I find it easy to rest after the race is run. In fact, I find it hard to do anything but rest immediately afterwards. Sleep comes easily, I eat all around me to replenish lost energy and I readily accept foot rubs and back rubs to ease sore feet and muscles. But rest and recovery is equally important during the preparation phase. Without it, we won’t benefit from all the work that we’ve put into our training.

Rest gives our bodies the opportunity for regeneration.

When our muscles are worked in physical exercise, they’re essentially experiencing tiny microscopic tears. Working out for several consecutive days straight without rest, therefore, means that your muscles are tearing constantly and are not being given the chance to repair and rebuild. This increases your chances of injury.

Rest and recovery is an important aspect of an exercise program because it allows the body time to repair and strengthen itself in between workouts. It also allows the athlete time to recover, both physically and psychologically. Active recovery with low-impact activities between your main workouts, keeps your muscles and joints mobile.

Recovery days are just as important as rest days because sometimes our muscles need the extra support in their efforts to rebuild. Taking a recovery day is purposefully doing something to help muscles rebuild and put themselves back together. What would constitute a good recovery day would be mobilising, stretching or going for a walk. Additional recovery activities can be something less intense and more focussed on muscle treatment, like yoga or a massage.
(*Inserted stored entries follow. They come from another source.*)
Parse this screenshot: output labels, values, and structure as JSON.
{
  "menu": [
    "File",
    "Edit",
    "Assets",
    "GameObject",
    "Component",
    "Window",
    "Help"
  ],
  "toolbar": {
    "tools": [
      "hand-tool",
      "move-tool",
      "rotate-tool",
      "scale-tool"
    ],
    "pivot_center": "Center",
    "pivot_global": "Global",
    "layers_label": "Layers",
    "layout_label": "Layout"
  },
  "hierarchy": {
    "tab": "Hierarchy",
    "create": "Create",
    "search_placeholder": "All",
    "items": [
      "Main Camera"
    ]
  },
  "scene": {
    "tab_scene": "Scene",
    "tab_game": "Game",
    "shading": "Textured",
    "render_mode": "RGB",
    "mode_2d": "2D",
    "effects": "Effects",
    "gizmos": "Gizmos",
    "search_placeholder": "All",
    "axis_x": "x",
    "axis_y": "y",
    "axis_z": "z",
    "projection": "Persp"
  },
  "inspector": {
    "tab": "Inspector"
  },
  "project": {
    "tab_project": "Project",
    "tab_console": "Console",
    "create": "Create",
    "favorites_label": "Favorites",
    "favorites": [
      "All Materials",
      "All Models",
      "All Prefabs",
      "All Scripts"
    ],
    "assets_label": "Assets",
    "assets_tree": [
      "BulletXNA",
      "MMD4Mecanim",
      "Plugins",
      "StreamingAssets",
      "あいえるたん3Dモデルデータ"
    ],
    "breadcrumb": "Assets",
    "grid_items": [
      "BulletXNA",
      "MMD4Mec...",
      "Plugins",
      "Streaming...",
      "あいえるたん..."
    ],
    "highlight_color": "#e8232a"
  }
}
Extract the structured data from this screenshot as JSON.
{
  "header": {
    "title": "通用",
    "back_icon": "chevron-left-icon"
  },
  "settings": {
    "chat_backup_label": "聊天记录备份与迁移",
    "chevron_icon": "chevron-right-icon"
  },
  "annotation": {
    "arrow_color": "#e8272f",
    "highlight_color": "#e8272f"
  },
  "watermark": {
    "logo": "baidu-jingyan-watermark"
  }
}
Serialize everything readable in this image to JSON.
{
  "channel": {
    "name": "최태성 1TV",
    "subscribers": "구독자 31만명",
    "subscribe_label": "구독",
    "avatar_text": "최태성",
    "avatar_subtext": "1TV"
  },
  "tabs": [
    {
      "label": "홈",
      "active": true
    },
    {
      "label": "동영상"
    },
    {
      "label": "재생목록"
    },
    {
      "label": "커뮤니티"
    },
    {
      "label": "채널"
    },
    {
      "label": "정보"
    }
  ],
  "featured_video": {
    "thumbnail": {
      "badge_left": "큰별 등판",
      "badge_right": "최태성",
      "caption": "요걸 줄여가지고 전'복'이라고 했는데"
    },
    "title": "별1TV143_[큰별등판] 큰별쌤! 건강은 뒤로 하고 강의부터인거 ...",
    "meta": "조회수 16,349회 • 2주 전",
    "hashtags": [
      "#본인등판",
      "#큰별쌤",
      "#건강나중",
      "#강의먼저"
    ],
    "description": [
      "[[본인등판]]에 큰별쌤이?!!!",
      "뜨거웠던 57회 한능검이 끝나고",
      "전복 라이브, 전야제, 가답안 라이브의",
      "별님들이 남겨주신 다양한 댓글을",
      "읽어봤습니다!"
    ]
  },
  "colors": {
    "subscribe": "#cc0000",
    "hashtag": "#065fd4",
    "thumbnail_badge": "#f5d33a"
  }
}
After a hard training session, it can be tempting to stay fairly sedentary until your next workout. However, keeping your body mobile while still allowing it to recover can provide benefits, including an increase in your body’s ability to clear blood lactate, improve muscle soreness and reduce post-exercise soreness.

Give your body the support it needs to fuel your recovery. You are what you eat. You’ve heard it before, and it’s true. Every cell in your body, every hair, every bone and every muscle is made from what you’ve eaten and drunk. Pay attention to the food you are building your body with.

Your sleep and sleep quality is an important factor for every runner. Sleep deprivation affects the immune and endocrine systems and can result in impaired cognitive function, increased pain perception and altered metabolism. Good sleep is vital to allow your immune system to recover. I look at the importance of sleep and how to set up a bedtime routine in another blog post Sleep, ignore it at your peril.

Three Tips For Rest & Recovery:

  1. Pay attention to the quality of your sleep and make an effort to improve it.

  2. A good diet that suits you goes a long way to keeping up your strength and aiding recovery.

  3. Don’t be afraid to slow down and give your body time to recover. Not running can be as important as running.